The secrets of the Mariana Trench



by LORENZO CIOTTI

The secrets of the Mariana Trench
The secrets of the Mariana Trench

The Mariana Trench is the deepest known oceanic depression in the world, located in the northwestern area of the Pacific Ocean east of the Mariana Islands.
Its deepest point, the Challenger Abyss, is approximately 11,000 m below sea level.

The trench, whose shape from above describes a slight arc about 2500 km long, is located at the meeting of two tectonic plates in a subduction zone, more precisely where the Pacific plate insinuates itself under the Philippine plate.

Near the pit, as well as all other underwater pits, there are several underwater volcanoes.

The first surveys of the depth of this area of the Pacific Ocean were carried out by the Challenger expedition which between December 1872 and May 1876 carried out what is considered the first oceanographic expedition, circumnavigating the globe for 68,890 miles.

Measurements carried out by the Challenger corvette in the area discovered the existence of the depression, revealing a maximum depth of 4,475 fathoms, equivalent to 8,184 m. In 2012, a new dive was organized with the Deepsea Challenger submarine, built by an Australian team with the collaboration of the Scripps Institution of Oceanography, the Jet Propulsion Laboratory and the University of Hawaii, with the task of collecting samples and filming the environment surrounding.

The secrets of the Mariana Trench

After a test dive carried out on 7 March 2012 in the New Britain Trench at a depth of over 8,000 metres, director James Cameron successfully dived to the bottom of the trench on 26 March 2012.

Cameron thus became the third man in history to accomplish the feat, the first solo.

In May 2019 Victor Vescovo, a Texan billionaire with a passion for exploration, descended aboard a bathyscaphe into the Challenger abyss, reaching the bottom at a depth of 10,924 m.

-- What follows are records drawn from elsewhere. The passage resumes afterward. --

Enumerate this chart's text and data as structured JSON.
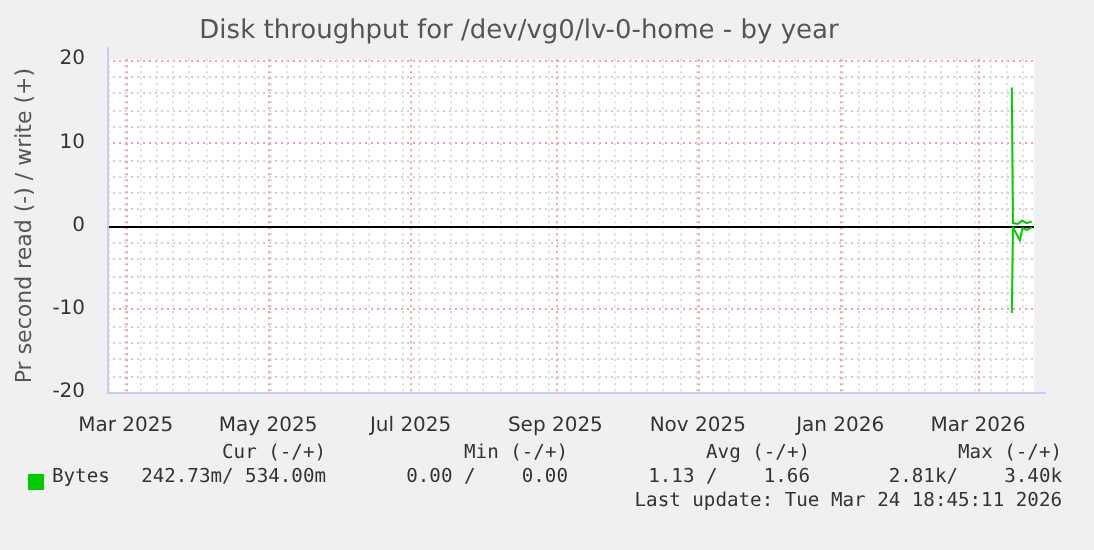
{
  "chart_data": {
    "type": "line",
    "title": "Disk throughput for /dev/vg0/lv-0-home - by year",
    "ylabel": "Pr second read (-) / write (+)",
    "series": [
      {
        "name": "Bytes",
        "color": "#00cc00",
        "x": [
          "2026-03-15T12:00",
          "2026-03-16",
          "2026-03-18",
          "2026-03-20",
          "2026-03-22",
          "2026-03-24"
        ],
        "values": [
          16.6,
          0.3,
          0.2,
          0.6,
          0.3,
          0.5
        ]
      },
      {
        "color": "#00cc00",
        "x": [
          "2026-03-15T12:00",
          "2026-03-16",
          "2026-03-19",
          "2026-03-20",
          "2026-03-22",
          "2026-03-24"
        ],
        "values": [
          -10.5,
          -0.2,
          -1.8,
          -0.3,
          -0.5,
          -0.2
        ]
      }
    ],
    "xlim": [
      "2025-02-21",
      "2026-03-25"
    ],
    "xticks": [
      {
        "value": "2025-03-01",
        "label": "Mar 2025"
      },
      {
        "value": "2025-05-01",
        "label": "May 2025"
      },
      {
        "value": "2025-07-01",
        "label": "Jul 2025"
      },
      {
        "value": "2025-09-01",
        "label": "Sep 2025"
      },
      {
        "value": "2025-11-01",
        "label": "Nov 2025"
      },
      {
        "value": "2026-01-01",
        "label": "Jan 2026"
      },
      {
        "value": "2026-03-01",
        "label": "Mar 2026"
      }
    ],
    "ylim": [
      -20,
      20
    ],
    "yticks": [
      -20,
      -10,
      0,
      10,
      20
    ],
    "ref_lines": [
      {
        "axis": "y",
        "value": 0,
        "color": "#000000"
      }
    ],
    "grid": true,
    "legend": "bottom",
    "marker": "none",
    "line_style": "solid",
    "annotations": [
      "Cur (-/+)",
      "Min (-/+)",
      "Avg (-/+)",
      "Max (-/+)",
      "242.73m/ 534.00m",
      "0.00 /    0.00",
      "1.13 /    1.66",
      "2.81k/    3.40k",
      "Last update: Tue Mar 24 18:45:11 2026"
    ]
  }
}
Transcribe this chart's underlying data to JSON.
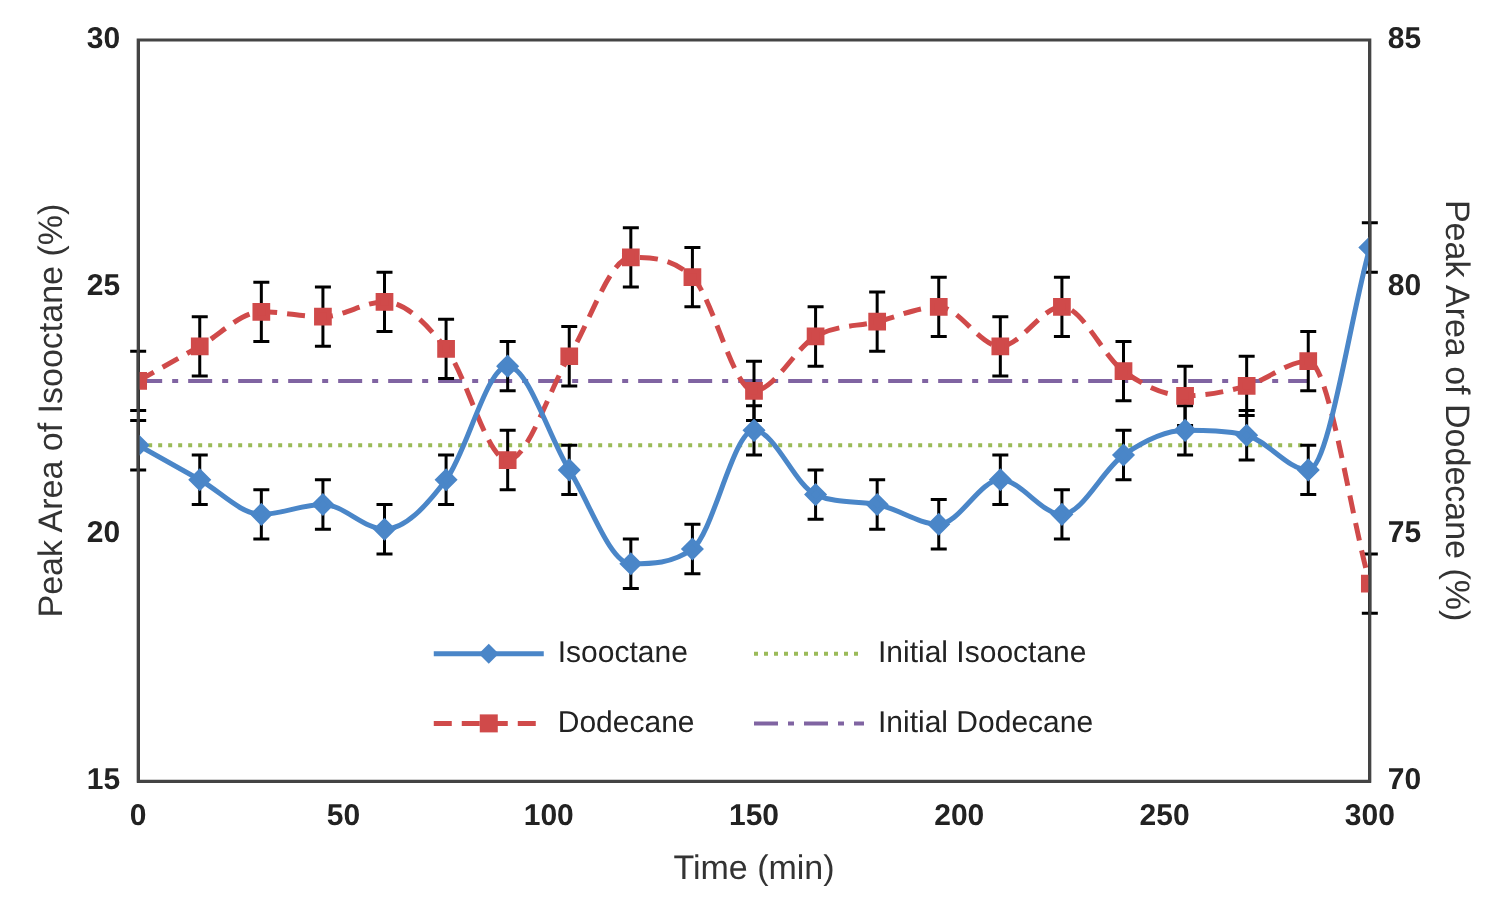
{
  "chart_data": {
    "type": "line",
    "xlabel": "Time (min)",
    "ylabel": "Peak Area of Isooctane (%)",
    "y2label": "Peak Area of Dodecane (%)",
    "x": [
      0,
      15,
      30,
      45,
      60,
      75,
      90,
      105,
      120,
      135,
      150,
      165,
      180,
      195,
      210,
      225,
      240,
      255,
      270,
      285,
      300
    ],
    "series": [
      {
        "name": "Isooctane",
        "color": "#4a86c8",
        "marker": "diamond",
        "line_style": "solid",
        "values": [
          21.8,
          21.1,
          20.4,
          20.6,
          20.1,
          21.1,
          23.4,
          21.3,
          19.4,
          19.7,
          22.1,
          20.8,
          20.6,
          20.2,
          21.1,
          20.4,
          21.6,
          22.1,
          22.0,
          21.3,
          25.8
        ],
        "errors": [
          0.5,
          0.5,
          0.5,
          0.5,
          0.5,
          0.5,
          0.5,
          0.5,
          0.5,
          0.5,
          0.5,
          0.5,
          0.5,
          0.5,
          0.5,
          0.5,
          0.5,
          0.5,
          0.5,
          0.5,
          0.5
        ]
      },
      {
        "name": "Dodecane",
        "color": "#d04a4a",
        "marker": "square",
        "line_style": "dashed",
        "axis": "y2",
        "values": [
          78.1,
          78.8,
          79.5,
          79.4,
          79.7,
          78.75,
          76.5,
          78.6,
          80.6,
          80.2,
          77.9,
          79.0,
          79.3,
          79.6,
          78.8,
          79.6,
          78.3,
          77.8,
          78.0,
          78.5,
          74.0
        ],
        "errors": [
          0.6,
          0.6,
          0.6,
          0.6,
          0.6,
          0.6,
          0.6,
          0.6,
          0.6,
          0.6,
          0.6,
          0.6,
          0.6,
          0.6,
          0.6,
          0.6,
          0.6,
          0.6,
          0.6,
          0.6,
          0.6
        ]
      }
    ],
    "ref_lines": [
      {
        "axis": "y",
        "value": 21.8,
        "label": "Initial Isooctane",
        "color": "#9bbb59",
        "line_style": "dotted"
      },
      {
        "axis": "y2",
        "value": 78.1,
        "label": "Initial Dodecane",
        "color": "#8064a2",
        "line_style": "dashed"
      }
    ],
    "xlim": [
      0,
      300
    ],
    "xticks": [
      0,
      50,
      100,
      150,
      200,
      250,
      300
    ],
    "ylim": [
      15,
      30
    ],
    "yticks": [
      15,
      20,
      25,
      30
    ],
    "y2lim": [
      70,
      85
    ],
    "y2ticks": [
      70,
      75,
      80,
      85
    ],
    "grid": false,
    "legend": "bottom"
  }
}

The depression owes its name to the oceanographic vessel HMS Challenger (1858) which made the first measurements of its depth during the 1872-1876 expedition. It is the deepest point on the Earth's surface, located at a depth between 10,898 m and 10,994 m below sea level.

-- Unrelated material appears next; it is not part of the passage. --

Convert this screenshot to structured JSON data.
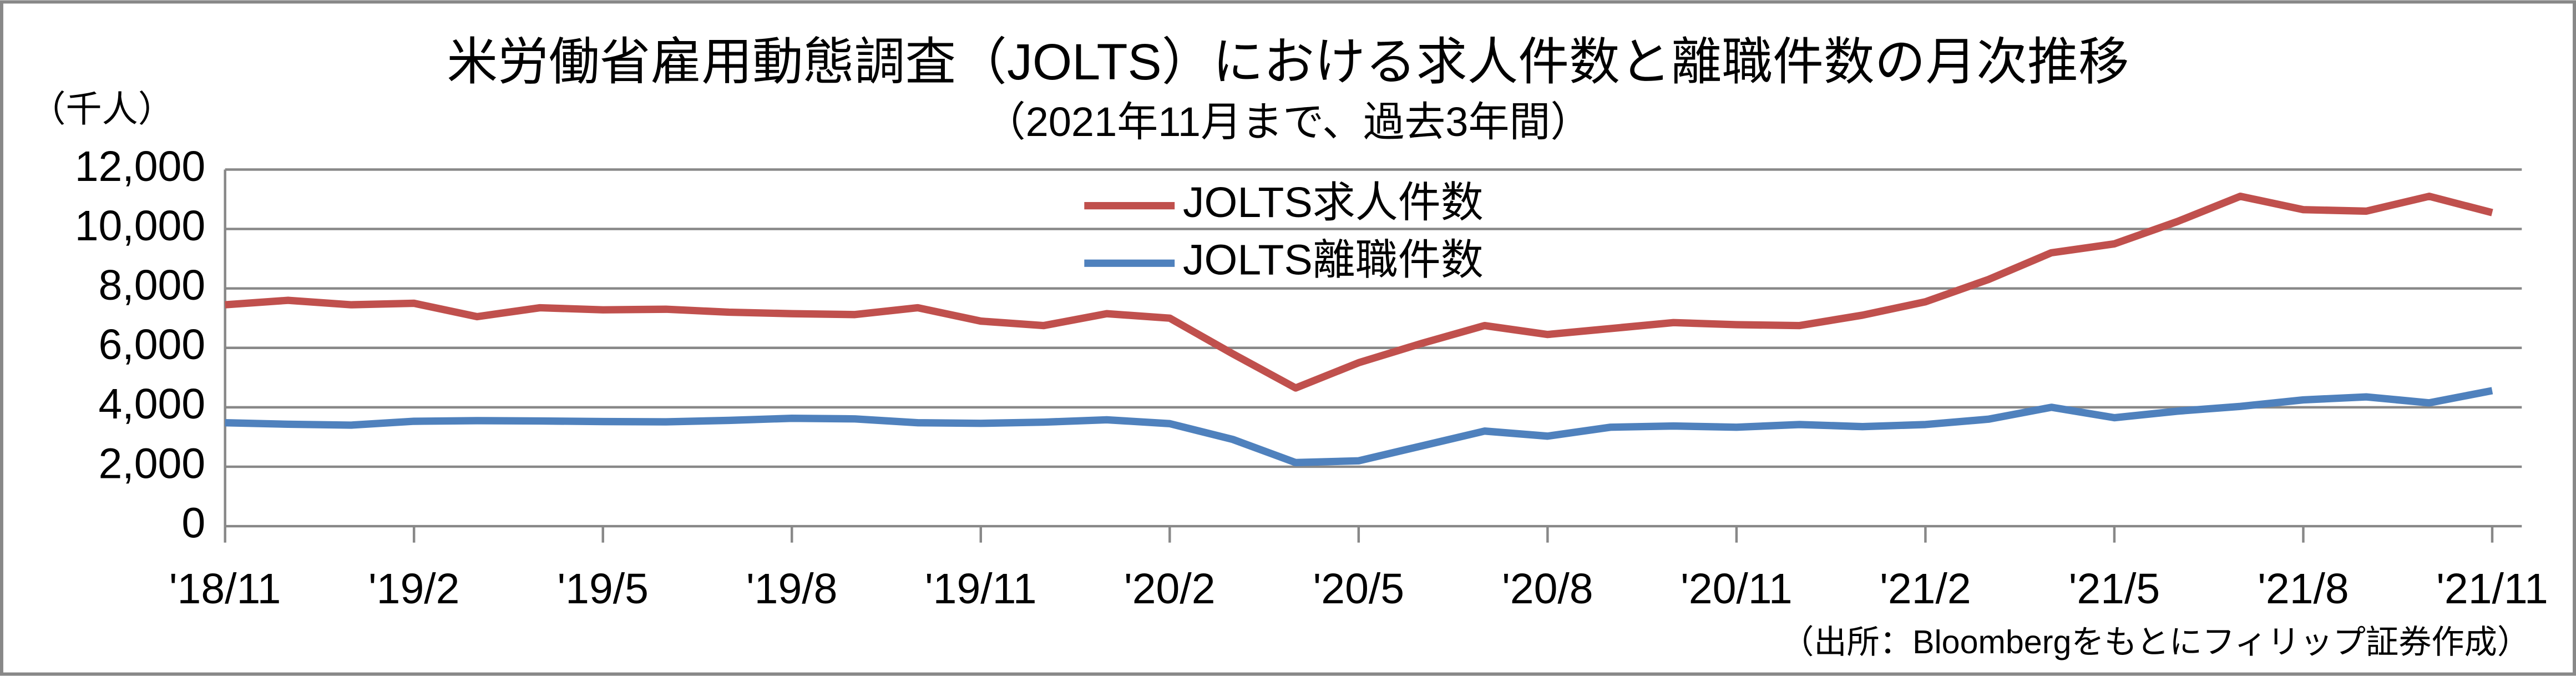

It is located in the Pacific Ocean, near the Mariana Islands at the southern end of the Mariana Trench. The pressure on the bottom of the pit reaches 1064 atmospheres, i.e. 1064 times higher than what we experience on the earth's surface at sea level.

The closest landmass is the island of Fais, one of the islands of the state of Yap, located 289 km to the south-west and the island of Guam 306 km to the north-east.

What a surprise it is if it lives in the Fossa delle Marianne circa 750 mila marine specie not in the catalog of science.

289 km to the south-west and the island of Guam to 306 km to the north-east.

Don Walsh and Jacques Piccard che during the loro spedizione found a fondo chiaro e meraviglioso ricco di vita, ma privo di creature tranne.
The bottom of the living fossa is based on the molluscs of the heart: it is typical of the family of the Vesicomyidae and is distinguished by its stronghold.

More recently, from 2014 to 2017, at a depth of 8 miles, not under pressure from the Guam Island, I picked up a new creation: it is Lumaca, a lip of 20 cm with transparent pink color. so nutre di piccoli crostacei.